The FEI product disclosure statement says FEI has been selling down its property loans in order to free up funds to undertake further lending activities.

"If loans are sold down, FEI acts as a trustee and retains responsibility for managing the loan. Securitisation of property loans is carried out for several reasons. An advantage of securitisation is that it improves FEI’s capital ratio and improves its liquidity. Under the NBDT [Non-Bank Deposit Taker] Regulations property development loans have higher prudential capital requirements (300%) than SME loans (150%) or residential mortgages (35%)," the company says.

It says that while FEI’s property development loans were at $14.92 million as of its March 31 balance date last year, September 30 the property development loan balance was at $8.50 million, a reduction in percentage of the total loan book from 28% to 16%.

SME loans

As of March, SME loans (including residential mortgages) made up the biggest percentage of the total, at 48%.

FEI said that as at March last year around 57.33% of FEI’s loan portfolio was capitalising in nature, (meaning essentially that interest payable is added back on to the loan total).

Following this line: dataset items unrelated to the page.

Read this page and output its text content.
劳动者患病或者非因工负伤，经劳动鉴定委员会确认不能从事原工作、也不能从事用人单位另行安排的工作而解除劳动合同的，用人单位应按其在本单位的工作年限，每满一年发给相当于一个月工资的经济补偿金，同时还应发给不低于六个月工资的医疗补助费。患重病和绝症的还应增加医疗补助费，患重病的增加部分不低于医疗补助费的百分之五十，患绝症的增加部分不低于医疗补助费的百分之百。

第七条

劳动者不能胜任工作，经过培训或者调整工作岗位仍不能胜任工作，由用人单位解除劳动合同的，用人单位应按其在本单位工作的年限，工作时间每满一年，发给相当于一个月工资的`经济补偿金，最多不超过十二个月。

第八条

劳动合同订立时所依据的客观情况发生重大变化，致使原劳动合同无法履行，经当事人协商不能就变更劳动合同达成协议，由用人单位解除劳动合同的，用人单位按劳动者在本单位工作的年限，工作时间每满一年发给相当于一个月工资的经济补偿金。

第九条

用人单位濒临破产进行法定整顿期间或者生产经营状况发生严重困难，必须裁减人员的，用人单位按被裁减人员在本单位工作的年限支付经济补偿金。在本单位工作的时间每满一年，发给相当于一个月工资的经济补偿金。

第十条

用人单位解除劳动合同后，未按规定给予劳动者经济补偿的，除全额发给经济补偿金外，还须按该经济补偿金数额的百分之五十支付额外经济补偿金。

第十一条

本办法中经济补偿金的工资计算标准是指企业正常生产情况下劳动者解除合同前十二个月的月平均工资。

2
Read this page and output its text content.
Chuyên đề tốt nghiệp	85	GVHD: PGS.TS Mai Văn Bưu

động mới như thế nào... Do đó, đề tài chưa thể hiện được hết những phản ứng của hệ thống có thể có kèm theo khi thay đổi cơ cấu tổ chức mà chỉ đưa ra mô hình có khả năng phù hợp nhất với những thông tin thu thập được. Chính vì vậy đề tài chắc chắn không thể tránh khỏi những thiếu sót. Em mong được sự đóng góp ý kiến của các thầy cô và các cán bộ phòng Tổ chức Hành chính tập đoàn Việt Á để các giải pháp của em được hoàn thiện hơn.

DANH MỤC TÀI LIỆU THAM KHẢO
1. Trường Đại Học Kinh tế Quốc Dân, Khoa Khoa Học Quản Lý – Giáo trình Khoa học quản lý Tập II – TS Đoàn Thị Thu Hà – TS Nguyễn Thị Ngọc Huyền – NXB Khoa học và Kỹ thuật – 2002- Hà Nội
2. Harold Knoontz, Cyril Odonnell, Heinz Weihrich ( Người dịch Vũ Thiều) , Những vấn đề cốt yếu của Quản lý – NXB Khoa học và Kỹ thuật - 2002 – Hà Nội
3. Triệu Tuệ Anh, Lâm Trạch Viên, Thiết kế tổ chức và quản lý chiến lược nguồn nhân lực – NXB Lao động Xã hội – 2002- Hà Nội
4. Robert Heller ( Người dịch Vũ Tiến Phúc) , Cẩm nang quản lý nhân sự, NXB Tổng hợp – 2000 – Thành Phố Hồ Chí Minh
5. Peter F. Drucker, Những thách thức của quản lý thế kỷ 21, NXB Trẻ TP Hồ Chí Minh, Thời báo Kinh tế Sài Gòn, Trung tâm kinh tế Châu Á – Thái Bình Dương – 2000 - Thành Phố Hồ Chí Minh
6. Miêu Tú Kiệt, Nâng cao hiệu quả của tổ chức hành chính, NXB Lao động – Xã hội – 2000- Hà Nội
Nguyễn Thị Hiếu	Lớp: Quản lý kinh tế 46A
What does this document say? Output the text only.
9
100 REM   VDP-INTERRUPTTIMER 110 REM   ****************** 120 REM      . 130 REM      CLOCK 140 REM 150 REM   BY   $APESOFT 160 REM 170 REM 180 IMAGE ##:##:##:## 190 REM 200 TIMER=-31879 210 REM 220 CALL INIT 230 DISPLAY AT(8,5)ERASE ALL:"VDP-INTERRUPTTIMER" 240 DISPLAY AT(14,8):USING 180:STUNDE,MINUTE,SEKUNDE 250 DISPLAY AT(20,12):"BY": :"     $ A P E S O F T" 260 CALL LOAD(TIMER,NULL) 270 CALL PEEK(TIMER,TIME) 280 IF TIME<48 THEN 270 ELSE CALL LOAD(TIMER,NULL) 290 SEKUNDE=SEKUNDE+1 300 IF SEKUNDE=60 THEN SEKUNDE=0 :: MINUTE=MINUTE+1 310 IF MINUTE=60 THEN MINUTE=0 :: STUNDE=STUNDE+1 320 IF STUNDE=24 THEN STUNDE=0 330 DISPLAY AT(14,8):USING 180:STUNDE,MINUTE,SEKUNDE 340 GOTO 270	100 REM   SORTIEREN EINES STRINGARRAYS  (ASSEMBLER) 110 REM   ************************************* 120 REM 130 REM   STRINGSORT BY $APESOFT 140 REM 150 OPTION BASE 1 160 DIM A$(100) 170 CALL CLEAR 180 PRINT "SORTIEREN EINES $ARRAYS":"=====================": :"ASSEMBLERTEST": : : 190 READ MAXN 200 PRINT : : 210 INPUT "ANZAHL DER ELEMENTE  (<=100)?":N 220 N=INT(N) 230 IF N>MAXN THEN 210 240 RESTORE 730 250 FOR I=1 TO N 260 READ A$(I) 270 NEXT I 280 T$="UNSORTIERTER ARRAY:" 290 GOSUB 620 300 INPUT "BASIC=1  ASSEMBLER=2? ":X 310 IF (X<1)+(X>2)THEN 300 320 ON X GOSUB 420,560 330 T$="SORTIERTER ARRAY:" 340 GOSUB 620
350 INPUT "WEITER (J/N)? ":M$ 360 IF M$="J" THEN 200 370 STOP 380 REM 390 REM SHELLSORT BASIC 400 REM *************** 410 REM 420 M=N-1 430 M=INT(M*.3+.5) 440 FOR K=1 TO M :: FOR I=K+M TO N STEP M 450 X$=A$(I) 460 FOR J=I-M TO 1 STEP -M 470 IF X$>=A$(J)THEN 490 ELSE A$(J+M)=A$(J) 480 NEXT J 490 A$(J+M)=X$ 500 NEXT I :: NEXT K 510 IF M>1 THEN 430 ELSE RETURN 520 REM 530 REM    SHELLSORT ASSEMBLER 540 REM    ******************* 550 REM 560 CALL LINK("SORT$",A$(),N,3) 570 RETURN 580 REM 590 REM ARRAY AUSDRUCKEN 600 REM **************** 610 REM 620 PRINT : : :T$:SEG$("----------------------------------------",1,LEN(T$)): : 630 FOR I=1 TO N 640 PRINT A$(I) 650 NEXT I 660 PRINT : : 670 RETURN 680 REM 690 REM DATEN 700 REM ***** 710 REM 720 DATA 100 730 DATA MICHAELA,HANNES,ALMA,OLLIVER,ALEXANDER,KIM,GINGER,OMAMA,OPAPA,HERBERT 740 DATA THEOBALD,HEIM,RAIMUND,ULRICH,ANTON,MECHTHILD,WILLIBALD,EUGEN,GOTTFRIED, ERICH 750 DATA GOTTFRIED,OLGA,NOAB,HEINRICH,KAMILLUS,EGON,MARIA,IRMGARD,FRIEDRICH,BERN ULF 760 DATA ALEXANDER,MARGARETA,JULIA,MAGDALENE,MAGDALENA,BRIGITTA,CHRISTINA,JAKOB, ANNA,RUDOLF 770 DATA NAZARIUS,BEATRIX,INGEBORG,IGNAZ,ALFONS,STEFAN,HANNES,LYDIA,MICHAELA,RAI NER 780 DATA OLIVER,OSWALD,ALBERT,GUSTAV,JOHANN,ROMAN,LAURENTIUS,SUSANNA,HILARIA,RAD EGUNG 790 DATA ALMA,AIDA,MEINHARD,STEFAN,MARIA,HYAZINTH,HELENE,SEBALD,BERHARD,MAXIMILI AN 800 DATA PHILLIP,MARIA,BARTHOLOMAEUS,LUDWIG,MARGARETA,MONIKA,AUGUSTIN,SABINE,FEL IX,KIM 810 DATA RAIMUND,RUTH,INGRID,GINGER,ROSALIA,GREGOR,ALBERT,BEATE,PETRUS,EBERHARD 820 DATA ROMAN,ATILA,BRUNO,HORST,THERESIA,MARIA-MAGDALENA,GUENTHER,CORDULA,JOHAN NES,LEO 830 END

The company said the average period of capitalisation in FEI’s loan portfolio is approximately two years with a minimum period of three months and a maximum of four years.

It concedes "there is increased risk on capitalising loans because completion delays or cost overruns result in more income being charged to the loan and there may be insufficient development margin to cover all capitalised income and loan principal".

FEI had eleven capitalising loans where the loan value represents 10% or more than of FEI’s shareholders’ funds as at March 31, 2018 and these accounted for 46.4% of FEI’s total loans 

In terms of the $55.453 million of term deposits (up from $44.209 million a year ago), the March annual accounts said that 45% of these are held in Auckland, while 26% are held by non-NZ residents. It didn't give the number of individual depositors.

*This article was first published in our email for paying subscribers early on Friday morning. See here for more details and how to subscribe.


FE Investments has issued this notice:

FE Investments Group Limited (Company) has been notified that Standard & Poor (S&P) has placed the rating of “B” long term on its wholly owned subsidiary FE Investments Limited (FEI), on CreditWatch pending their annual review. The review is expected to commence shortly.

S&P note that the Company has successfully raised its Risk Adjusted Capital (RAC) ratio since March 2018 by reducing its property development loan exposures and undertaking various capital raising measures. Strong loan growth and reductions in its capital due to goodwill and other intangible assets as part of the company’s merger also influenced the RAC ratio.

S&P’s annual review will focus on the level of capital the Company is required to carry on its balance sheet. S&P and the Regulators (being Reserve Bank of New Zealand and FEI’s Trustee) have different methodologies for benchmarking capital levels. FEI operates above the minimum capital ratio set by the Regulators.

The Company will announce its credit rating once S&P has completed its review.